# Clustering NIFTY Feature-Engineered Data

This notebook demonstrates unsupervised clustering (K-Means) on the feature-engineered NIFTY dataset.

- Data: `data/nifty/train/featured.csv`
- Libraries: pandas, numpy, scikit-learn, matplotlib, seaborn

---

In [ ]:
# 1. Import libraries
import pandas as pd
import numpy as np
import matplotlib.pyplot as plt
import seaborn as sns
from sklearn.preprocessing import StandardScaler
from sklearn.decomposition import PCA
from sklearn.cluster import KMeans

sns.set(style='whitegrid', palette='muted', font_scale=1.1)
%matplotlib inline

In [ ]:
# 2. Load the feature-engineered data
data_path = '../../data/nifty/train/featured.csv'
df = pd.read_csv(data_path)
print(f'Loaded {len(df)} rows and {len(df.columns)} columns.')
df.head()

## 3. Feature selection for clustering

We'll select a subset of features that are numeric and relevant for clustering.
You can adjust this list based on your analysis goals.

In [ ]:
# Select features for clustering
features = [
    'daily_return', 'log_return', 'price_range',
    'ma_5', 'ma_20', 'volatility_5', 'volatility_20',
    'rsi_14', 'macd_12_26', 'macd_signal_12_26', 'macd_histogram_12_26',
    'stoch_14', 'stoch_smoothk', 'stoch_smoothd'
]
# Drop rows with missing values in selected features
X = df[features].dropna().copy()
print(f'Clustering on {X.shape[0]} rows and {X.shape[1]} features.')

## 4. Feature scaling

K-Means is sensitive to feature scale, so we standardize the features.

In [ ]:
scaler = StandardScaler()
X_scaled = scaler.fit_transform(X)
X_scaled[:5]

## 5. Choosing the number of clusters (Elbow Method)

We'll plot the inertia (within-cluster sum of squares) for different cluster counts.

In [ ]:
inertia = []
K_range = range(2, 11)
for k in K_range:
    kmeans = KMeans(n_clusters=k, random_state=42)
    kmeans.fit(X_scaled)
    inertia.append(kmeans.inertia_)

plt.figure(figsize=(8, 4))
plt.plot(K_range, inertia, marker='o')
plt.title('Elbow Method for Optimal k')
plt.xlabel('Number of clusters (k)')
plt.ylabel('Inertia')
plt.show()

## 6. Fit K-Means and assign clusters

Choose the number of clusters based on the elbow plot above (e.g., k=3).

In [ ]:
k = 3  # Change this based on the elbow plot
kmeans = KMeans(n_clusters=k, random_state=42)
clusters = kmeans.fit_predict(X_scaled)
df_clustered = df.loc[X.index].copy()
df_clustered['cluster'] = clusters
df_clustered.head()

## 7. Visualize clusters using PCA (2D plot)

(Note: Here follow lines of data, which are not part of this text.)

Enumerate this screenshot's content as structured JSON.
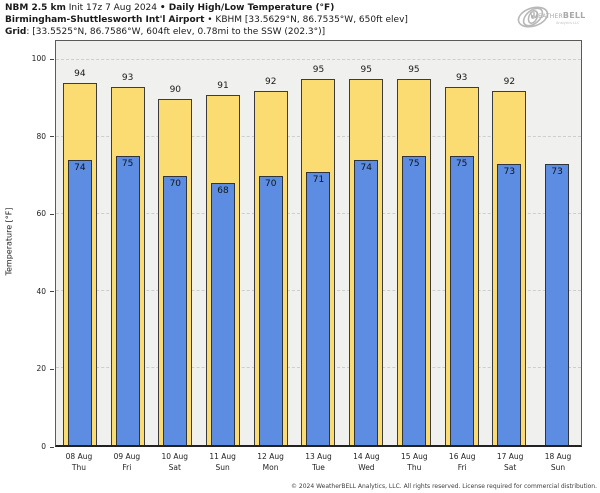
{
  "header": {
    "line1_bold1": "NBM 2.5 km",
    "line1_regular": " Init 17z 7 Aug 2024 ",
    "line1_bold2": "• Daily High/Low Temperature (°F)",
    "line2_bold": "Birmingham-Shuttlesworth Int'l Airport",
    "line2_regular": " • KBHM [33.5629°N, 86.7535°W, 650ft elev]",
    "line3_bold": "Grid",
    "line3_regular": ": [33.5525°N, 86.7586°W, 604ft elev, 0.78mi to the SSW (202.3°)]"
  },
  "logo": {
    "weather": "Weather",
    "bell": "BELL",
    "subtext": "Analytics LLC"
  },
  "footer": "© 2024 WeatherBELL Analytics, LLC. All rights reserved. License required for commercial distribution.",
  "chart_data": {
    "type": "bar",
    "title": "NBM 2.5 km Init 17z 7 Aug 2024 • Daily High/Low Temperature (°F) — Birmingham-Shuttlesworth Int'l Airport (KBHM)",
    "xlabel": "",
    "ylabel": "Temperature [°F]",
    "ylim": [
      0,
      105
    ],
    "yticks": [
      0,
      20,
      40,
      60,
      80,
      100
    ],
    "grid": "horizontal dashed at yticks",
    "legend_position": "none",
    "categories": [
      {
        "date": "08 Aug",
        "day": "Thu"
      },
      {
        "date": "09 Aug",
        "day": "Fri"
      },
      {
        "date": "10 Aug",
        "day": "Sat"
      },
      {
        "date": "11 Aug",
        "day": "Sun"
      },
      {
        "date": "12 Aug",
        "day": "Mon"
      },
      {
        "date": "13 Aug",
        "day": "Tue"
      },
      {
        "date": "14 Aug",
        "day": "Wed"
      },
      {
        "date": "15 Aug",
        "day": "Thu"
      },
      {
        "date": "16 Aug",
        "day": "Fri"
      },
      {
        "date": "17 Aug",
        "day": "Sat"
      },
      {
        "date": "18 Aug",
        "day": "Sun"
      }
    ],
    "series": [
      {
        "name": "Daily High",
        "color": "#fbdc73",
        "values": [
          94,
          93,
          90,
          91,
          92,
          95,
          95,
          95,
          93,
          92,
          null
        ]
      },
      {
        "name": "Daily Low",
        "color": "#5c8de2",
        "values": [
          74,
          75,
          70,
          68,
          70,
          71,
          74,
          75,
          75,
          73,
          73
        ]
      }
    ]
  },
  "colors": {
    "high_bar": "#fbdc73",
    "low_bar": "#5c8de2",
    "bar_border": "#3c3c3c",
    "plot_background": "#f0f0ee",
    "gridline": "#cecece",
    "logo_gray": "#a9a9a9"
  }
}
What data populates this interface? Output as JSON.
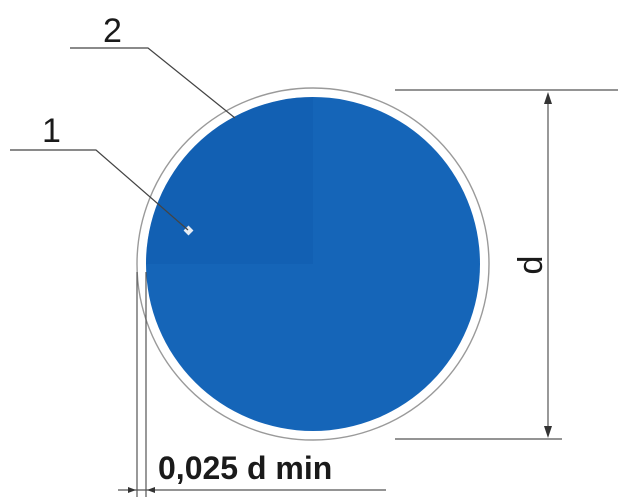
{
  "labels": {
    "callout_1": "1",
    "callout_2": "2",
    "diameter": "d",
    "border_width": "0,025 d min"
  },
  "colors": {
    "disc_fill": "#1565b8",
    "disc_shade": "#0f5aa8",
    "border_ring": "#ffffff",
    "line": "#333333",
    "background": "#ffffff"
  }
}
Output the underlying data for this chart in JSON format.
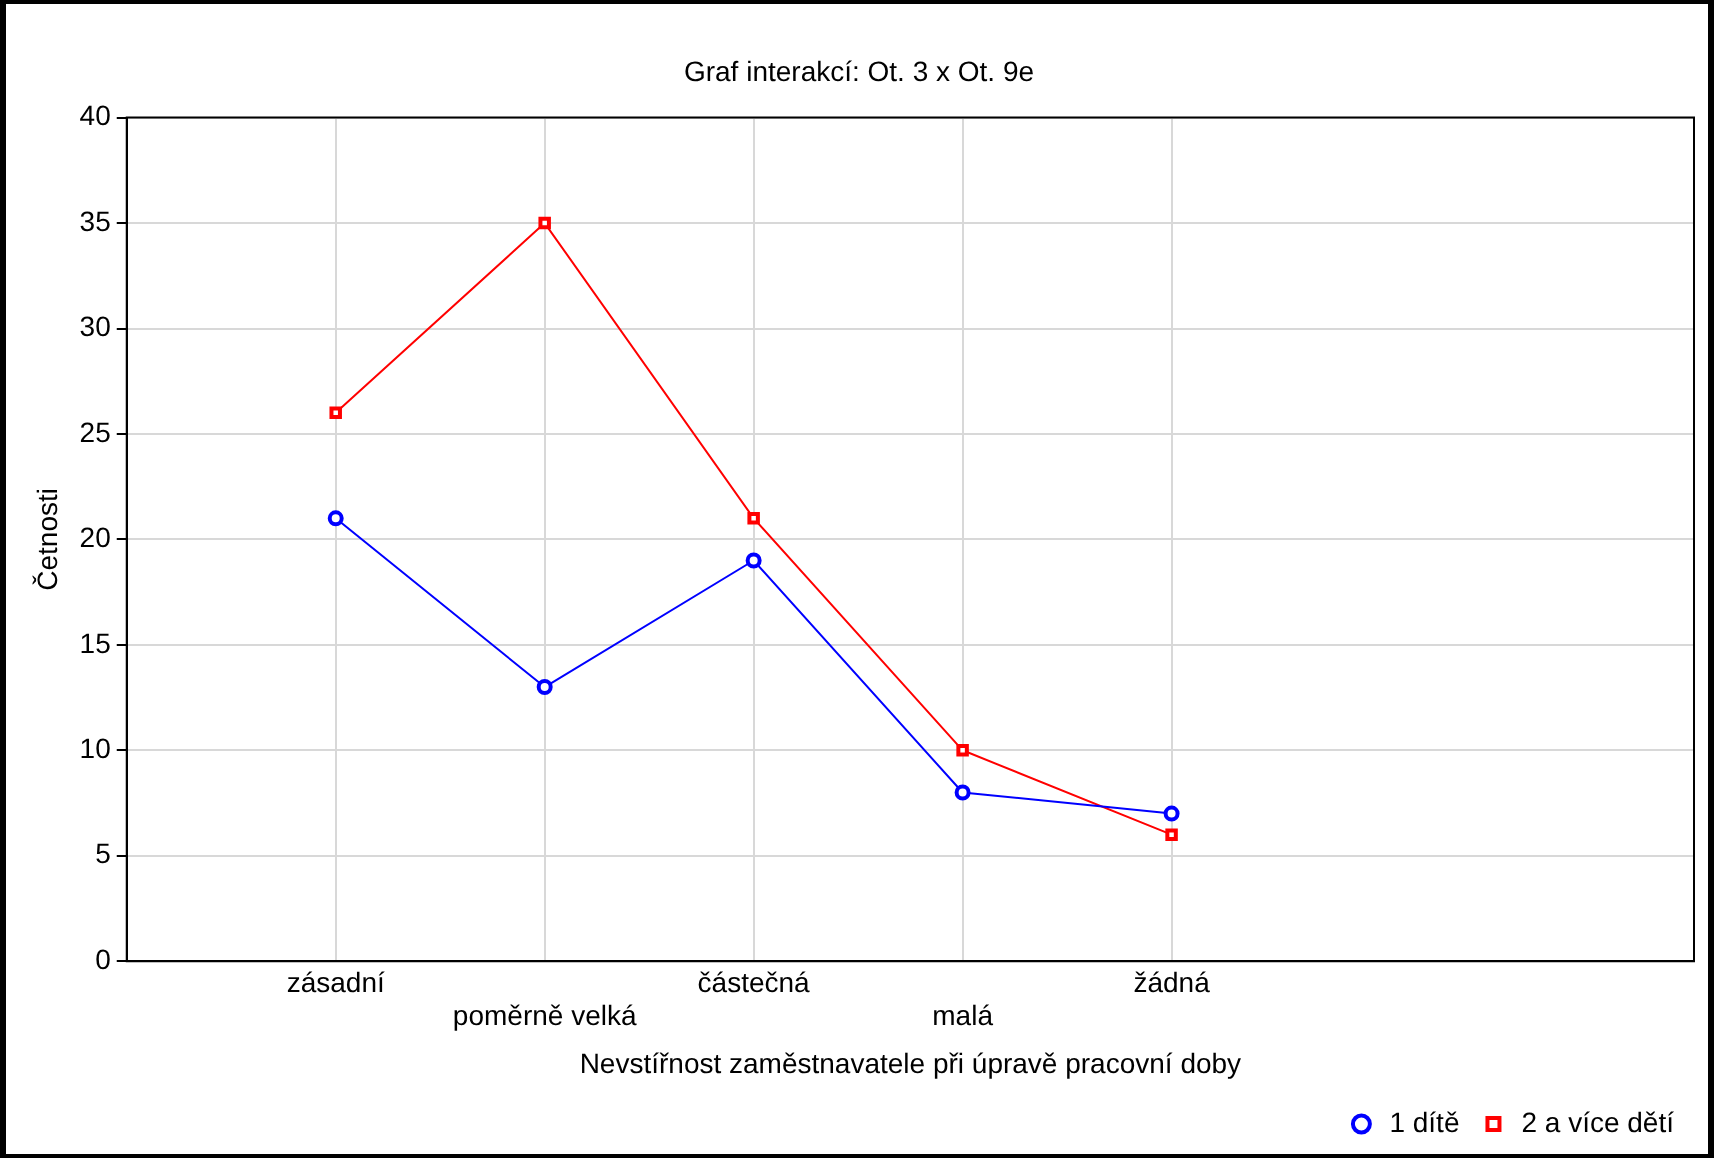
{
  "chart_data": {
    "type": "line",
    "title": "Graf interakcí: Ot. 3 x Ot. 9e",
    "xlabel": "Nevstířnost zaměstnavatele při úpravě pracovní doby",
    "ylabel": "Četnosti",
    "categories": [
      "zásadní",
      "poměrně velká",
      "částečná",
      "malá",
      "žádná"
    ],
    "series": [
      {
        "name": "1 dítě",
        "color": "#0000ff",
        "marker": "circle",
        "values": [
          21,
          13,
          19,
          8,
          7
        ]
      },
      {
        "name": "2 a více dětí",
        "color": "#ff0000",
        "marker": "square",
        "values": [
          26,
          35,
          21,
          10,
          6
        ]
      }
    ],
    "ylim": [
      0,
      40
    ],
    "yticks": [
      0,
      5,
      10,
      15,
      20,
      25,
      30,
      35,
      40
    ],
    "grid": true,
    "legend": "bottom right",
    "line_style": "solid"
  }
}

We'll use PCA to reduce the feature space to 2D for visualization.

In [ ]:
pca = PCA(n_components=2)
X_pca = pca.fit_transform(X_scaled)
plt.figure(figsize=(10, 6))
sns.scatterplot(x=X_pca[:, 0], y=X_pca[:, 1], hue=clusters, palette='Set2', alpha=0.7)
plt.title('Clusters visualized with PCA')
plt.xlabel('PCA 1')
plt.ylabel('PCA 2')
plt.legend(title='Cluster')
plt.show()

## 8. Cluster analysis

Let's look at the mean values of each feature for each cluster.

In [ ]:
df_clustered.groupby('cluster')[features].mean()

---
You can further analyze clusters, visualize time series by cluster, or use other clustering algorithms as needed!